The United States’ poor performance is, of course, a direct result of austerity policies and laissez-faire “free trade” ideology. It is also at odds with the true American system of development and maintenance of both “hard” and “soft” infrastructure. Lastly, it is the result of the medical and pharmaceutical industry being allowed to dominate political decisions and the entirety of the healthcare market.

For instance, consider the fact that, in 1946, the U.S. Congress passed a law that was signed by President Truman called the Hill-Burton Act. Hill-Burton was designed to address the inadequacy of the U.S. health care system by working toward the goal of 4.5 beds per 1,000 people. The hospitals were to be built via grants and guaranteed loans.

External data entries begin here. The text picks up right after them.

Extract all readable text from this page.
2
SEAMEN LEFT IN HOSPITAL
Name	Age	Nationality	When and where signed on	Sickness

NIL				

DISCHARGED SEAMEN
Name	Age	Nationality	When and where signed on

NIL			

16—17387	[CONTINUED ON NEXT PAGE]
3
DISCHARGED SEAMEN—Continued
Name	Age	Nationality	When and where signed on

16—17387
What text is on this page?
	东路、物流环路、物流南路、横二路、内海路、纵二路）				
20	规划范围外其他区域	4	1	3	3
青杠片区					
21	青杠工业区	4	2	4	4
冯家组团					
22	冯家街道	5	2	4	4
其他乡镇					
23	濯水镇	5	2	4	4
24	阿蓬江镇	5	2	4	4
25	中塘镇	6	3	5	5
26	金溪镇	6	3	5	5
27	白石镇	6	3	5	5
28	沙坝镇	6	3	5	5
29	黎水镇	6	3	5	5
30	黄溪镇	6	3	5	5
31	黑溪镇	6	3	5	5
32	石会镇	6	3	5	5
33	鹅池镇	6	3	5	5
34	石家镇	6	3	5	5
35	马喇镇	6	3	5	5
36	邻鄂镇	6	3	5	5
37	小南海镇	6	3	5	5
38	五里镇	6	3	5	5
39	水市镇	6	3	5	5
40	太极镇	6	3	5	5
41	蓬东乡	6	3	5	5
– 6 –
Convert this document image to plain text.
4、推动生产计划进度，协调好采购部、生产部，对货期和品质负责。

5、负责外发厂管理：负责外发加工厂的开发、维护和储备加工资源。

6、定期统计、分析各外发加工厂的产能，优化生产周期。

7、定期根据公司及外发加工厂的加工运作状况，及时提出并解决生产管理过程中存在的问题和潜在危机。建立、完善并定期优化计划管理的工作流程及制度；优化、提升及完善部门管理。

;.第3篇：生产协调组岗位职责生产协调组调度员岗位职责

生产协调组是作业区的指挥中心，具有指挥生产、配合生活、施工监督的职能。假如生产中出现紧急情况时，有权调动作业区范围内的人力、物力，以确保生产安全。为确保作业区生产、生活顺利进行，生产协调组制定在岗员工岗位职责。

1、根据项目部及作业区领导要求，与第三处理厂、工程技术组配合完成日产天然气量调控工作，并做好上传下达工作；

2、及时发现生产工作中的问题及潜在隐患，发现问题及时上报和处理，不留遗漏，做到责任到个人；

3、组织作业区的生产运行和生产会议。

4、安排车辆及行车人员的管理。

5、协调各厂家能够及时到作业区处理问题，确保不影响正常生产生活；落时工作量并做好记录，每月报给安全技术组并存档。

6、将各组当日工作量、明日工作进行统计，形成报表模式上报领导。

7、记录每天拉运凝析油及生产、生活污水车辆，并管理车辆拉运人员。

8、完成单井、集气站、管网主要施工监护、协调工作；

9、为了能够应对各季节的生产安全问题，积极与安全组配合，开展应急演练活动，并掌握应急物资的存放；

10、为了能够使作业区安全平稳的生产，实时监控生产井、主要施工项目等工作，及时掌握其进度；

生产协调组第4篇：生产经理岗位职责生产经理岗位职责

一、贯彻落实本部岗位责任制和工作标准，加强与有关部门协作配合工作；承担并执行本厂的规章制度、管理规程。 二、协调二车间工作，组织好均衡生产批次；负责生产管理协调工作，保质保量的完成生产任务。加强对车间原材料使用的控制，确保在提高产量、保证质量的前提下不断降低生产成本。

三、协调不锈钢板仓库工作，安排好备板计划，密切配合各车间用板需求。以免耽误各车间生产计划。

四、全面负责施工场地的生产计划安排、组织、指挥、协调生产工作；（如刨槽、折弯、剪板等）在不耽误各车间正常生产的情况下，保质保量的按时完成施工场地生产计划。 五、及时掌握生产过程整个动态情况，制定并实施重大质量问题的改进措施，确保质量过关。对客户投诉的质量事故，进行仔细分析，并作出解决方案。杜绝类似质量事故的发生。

Although the goal had nearly been reached in the early 1970s, free-market fetishism, Wall Street vulturism, and government collusion succeeded in destroying about 1/3 of the hard-earned “soft” hospital infrastructure. Many of these hospitals were privatized, asset-stripped, and sold off. Others were simply driven out of existence or defunded.

Sadly, in 2014, the United States sunk below the standards set nearly 70 years ago.

This lack of hospital beds is only one aspect of how the United States health system is inadequate. There are many more such as a lack of emergency medical supplies and a lack of well-trained staff. Indeed, despite the cost of education and the alleged greater understanding of disease and treatment, it is clear enough that America’s nursing staff as a whole is vastly inferior to that of 60-70 years ago. Such is also the case with American doctors, trained as soldiers of pharmaceutical companies, niche specialties, and oftentimes their own massive egos.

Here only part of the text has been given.